Wading In 🏊🏼
In the last/inaugural issue of The Blob, we looked at bio-fuels and their (to-date) unrealized promise.
The future of algal bio-fuels appears to be an active debate, with some on the side that (like fusion or AI) the benefits of research are inevitable and worth the time and money spent on R&D. Others hold that the game is up and that the real benefits from research are mostly due to the technological and engineering advancements that have lifted all boats (so to speak) over the last 50 years.
My strong opinion (lightly held) is that we shouldn’t stop the research.
For Issue # 02 The Blob is taking a quick dep-ART-ure (putting the A in STEAM powered.)
My Kelp Could Have Drawn That
In the conversation about algae, and especially macroalgae (the seaweeds), it’s important to consistently remind ourselves that seaweeds are marvelous and mysterious organisms that are an integral element of the human story. This appreciation, this oblique view, is the work of the artist in many ways.
Here are some inspirational algae for your weekend 🤙🏼
Brookly-born artist Ellsworth Kelly, known for his colorful post-war geometric abstraction, was fascinated with seaweed, producing several seaweed-focused paintings, collages, drawings, and lithographs over the course of his career.

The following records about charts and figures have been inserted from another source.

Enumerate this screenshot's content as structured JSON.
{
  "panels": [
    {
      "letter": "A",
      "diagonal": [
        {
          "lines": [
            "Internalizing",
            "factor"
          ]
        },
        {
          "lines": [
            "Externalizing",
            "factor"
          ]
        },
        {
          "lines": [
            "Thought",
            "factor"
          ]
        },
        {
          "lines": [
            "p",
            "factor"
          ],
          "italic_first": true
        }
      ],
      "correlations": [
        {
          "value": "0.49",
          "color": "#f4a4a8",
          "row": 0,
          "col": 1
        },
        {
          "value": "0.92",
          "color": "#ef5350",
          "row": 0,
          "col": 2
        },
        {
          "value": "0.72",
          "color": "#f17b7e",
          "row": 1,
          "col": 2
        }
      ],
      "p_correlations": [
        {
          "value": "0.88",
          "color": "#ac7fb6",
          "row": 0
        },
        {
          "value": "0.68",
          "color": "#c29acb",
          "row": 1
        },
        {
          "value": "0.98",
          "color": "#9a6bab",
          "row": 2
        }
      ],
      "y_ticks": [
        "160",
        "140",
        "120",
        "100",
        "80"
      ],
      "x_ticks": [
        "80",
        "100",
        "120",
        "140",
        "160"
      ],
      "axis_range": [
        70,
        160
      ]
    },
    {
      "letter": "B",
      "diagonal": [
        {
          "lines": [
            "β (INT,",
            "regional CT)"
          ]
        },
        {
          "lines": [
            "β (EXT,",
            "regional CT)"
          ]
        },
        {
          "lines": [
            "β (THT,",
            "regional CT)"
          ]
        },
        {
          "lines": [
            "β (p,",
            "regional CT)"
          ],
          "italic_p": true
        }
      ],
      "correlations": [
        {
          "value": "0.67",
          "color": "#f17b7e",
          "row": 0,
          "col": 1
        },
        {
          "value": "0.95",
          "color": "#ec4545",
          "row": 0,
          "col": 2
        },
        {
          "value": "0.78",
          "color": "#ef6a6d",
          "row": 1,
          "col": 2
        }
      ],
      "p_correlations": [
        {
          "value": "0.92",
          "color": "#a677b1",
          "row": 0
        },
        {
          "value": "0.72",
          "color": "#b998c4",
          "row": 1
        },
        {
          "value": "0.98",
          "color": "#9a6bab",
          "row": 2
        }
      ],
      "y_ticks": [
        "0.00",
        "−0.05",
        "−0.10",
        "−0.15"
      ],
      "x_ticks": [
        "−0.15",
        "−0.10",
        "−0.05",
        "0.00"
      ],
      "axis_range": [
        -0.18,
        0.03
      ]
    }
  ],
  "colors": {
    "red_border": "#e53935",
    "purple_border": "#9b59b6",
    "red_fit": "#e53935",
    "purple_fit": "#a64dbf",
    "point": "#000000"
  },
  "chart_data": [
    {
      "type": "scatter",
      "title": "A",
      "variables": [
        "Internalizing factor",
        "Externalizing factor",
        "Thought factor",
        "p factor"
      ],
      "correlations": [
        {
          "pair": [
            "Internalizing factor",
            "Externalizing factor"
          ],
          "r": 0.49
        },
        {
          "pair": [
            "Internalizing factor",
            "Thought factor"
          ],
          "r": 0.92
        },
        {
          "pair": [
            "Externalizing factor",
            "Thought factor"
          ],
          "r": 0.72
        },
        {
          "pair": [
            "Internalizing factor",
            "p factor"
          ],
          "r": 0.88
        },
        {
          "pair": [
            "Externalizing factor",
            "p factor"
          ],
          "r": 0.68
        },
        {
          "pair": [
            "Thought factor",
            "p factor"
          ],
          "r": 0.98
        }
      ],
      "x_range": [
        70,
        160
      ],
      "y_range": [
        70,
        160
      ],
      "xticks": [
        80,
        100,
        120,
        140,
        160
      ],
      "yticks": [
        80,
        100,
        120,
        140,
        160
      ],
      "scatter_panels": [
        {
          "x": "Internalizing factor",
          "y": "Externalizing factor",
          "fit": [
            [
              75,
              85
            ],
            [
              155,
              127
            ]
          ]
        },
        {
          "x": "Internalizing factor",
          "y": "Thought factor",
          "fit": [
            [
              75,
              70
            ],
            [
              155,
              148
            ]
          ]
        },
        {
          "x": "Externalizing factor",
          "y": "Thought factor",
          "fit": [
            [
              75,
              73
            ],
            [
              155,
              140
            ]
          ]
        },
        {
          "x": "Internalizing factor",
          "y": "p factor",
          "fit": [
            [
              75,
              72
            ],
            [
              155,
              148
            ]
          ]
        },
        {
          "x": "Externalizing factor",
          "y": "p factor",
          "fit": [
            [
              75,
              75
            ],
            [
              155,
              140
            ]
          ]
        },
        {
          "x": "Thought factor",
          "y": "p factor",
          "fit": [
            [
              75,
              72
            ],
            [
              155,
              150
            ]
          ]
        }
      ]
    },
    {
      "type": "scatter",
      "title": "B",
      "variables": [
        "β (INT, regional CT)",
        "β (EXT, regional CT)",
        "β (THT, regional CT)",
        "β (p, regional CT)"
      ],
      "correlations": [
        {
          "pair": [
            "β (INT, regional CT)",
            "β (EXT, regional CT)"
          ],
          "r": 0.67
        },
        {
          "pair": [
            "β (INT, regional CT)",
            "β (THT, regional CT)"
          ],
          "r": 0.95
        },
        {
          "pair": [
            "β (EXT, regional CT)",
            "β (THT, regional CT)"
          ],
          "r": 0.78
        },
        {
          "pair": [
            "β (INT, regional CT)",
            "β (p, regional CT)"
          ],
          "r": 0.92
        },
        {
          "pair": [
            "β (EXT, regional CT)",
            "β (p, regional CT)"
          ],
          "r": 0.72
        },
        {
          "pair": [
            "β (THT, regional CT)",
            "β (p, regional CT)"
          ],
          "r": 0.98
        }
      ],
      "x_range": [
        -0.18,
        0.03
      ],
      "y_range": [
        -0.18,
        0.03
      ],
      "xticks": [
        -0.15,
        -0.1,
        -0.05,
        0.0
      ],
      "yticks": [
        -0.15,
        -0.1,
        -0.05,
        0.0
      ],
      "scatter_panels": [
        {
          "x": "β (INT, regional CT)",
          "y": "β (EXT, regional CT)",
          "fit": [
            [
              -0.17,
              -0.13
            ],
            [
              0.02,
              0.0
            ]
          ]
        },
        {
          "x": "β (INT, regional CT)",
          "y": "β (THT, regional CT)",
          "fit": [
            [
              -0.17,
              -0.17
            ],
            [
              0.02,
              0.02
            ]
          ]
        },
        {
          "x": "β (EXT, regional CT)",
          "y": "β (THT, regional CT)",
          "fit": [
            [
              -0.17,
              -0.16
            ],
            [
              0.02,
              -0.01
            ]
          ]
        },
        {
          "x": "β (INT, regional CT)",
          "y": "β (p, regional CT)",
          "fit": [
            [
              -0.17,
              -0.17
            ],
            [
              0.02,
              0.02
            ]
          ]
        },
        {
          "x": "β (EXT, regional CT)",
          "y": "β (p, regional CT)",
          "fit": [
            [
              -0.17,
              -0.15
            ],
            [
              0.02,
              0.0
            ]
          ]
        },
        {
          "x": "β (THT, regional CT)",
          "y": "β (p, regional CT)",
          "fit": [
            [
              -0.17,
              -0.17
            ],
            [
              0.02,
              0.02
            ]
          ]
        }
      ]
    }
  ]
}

Artwork capturing the culture of seaweed production and coastal communities from the New Bedford Whaling Museum: “A Singularly Marine & Fabulous Produce: the Cultures of Seaweed”
Julia Lohmann, an artist, researcher, and founder of the “Department of Seaweed,” produces biomorphic seaweed sculpture channels that evoke the protean materiality of seaweed.
The sprawling kelp forest/seaweed interiors of OEO Studio interiors for Noma Kyoto
Pupil of Hokusai (The Great Wave of Kanagawa), Totoya Hokkei depicts the exhilarating work of collecting the seaweed harvest in Japan in the 1830s.
Robert Flaherty’s documentary film The Man of Aran depicts the seaweed gathering practices of 1930s Ireland. Flahery was famous for his other ethno-fictional documentary Nanook of the North.
Some Readings
Parting thought:
Since the initial migrations of humanity along the “Kelp Highway,” humans and seaweeds especially have been deeply connected. Yet there’s something innately mysterious about seaweeds — they beckon the imagination.
In The Botany of Desire, Michael Pollan (citing Steven Pinker) speculates that flowers and humans co-evolved in favor of beauty. The premise is that humans succeeded in noticing and classifying plants and that flowers co-adapted to be more noticeable and memorable, creating a cycle of pleasure and recognition as a mutually assured survival tactic.
Seaweed has no flowers. It’s rootless, flexible, ephemeral, seemingly indeterminate. It employs none of the evolutionary tricks that land plants have evolved.
In this sense, what does Seaweed want?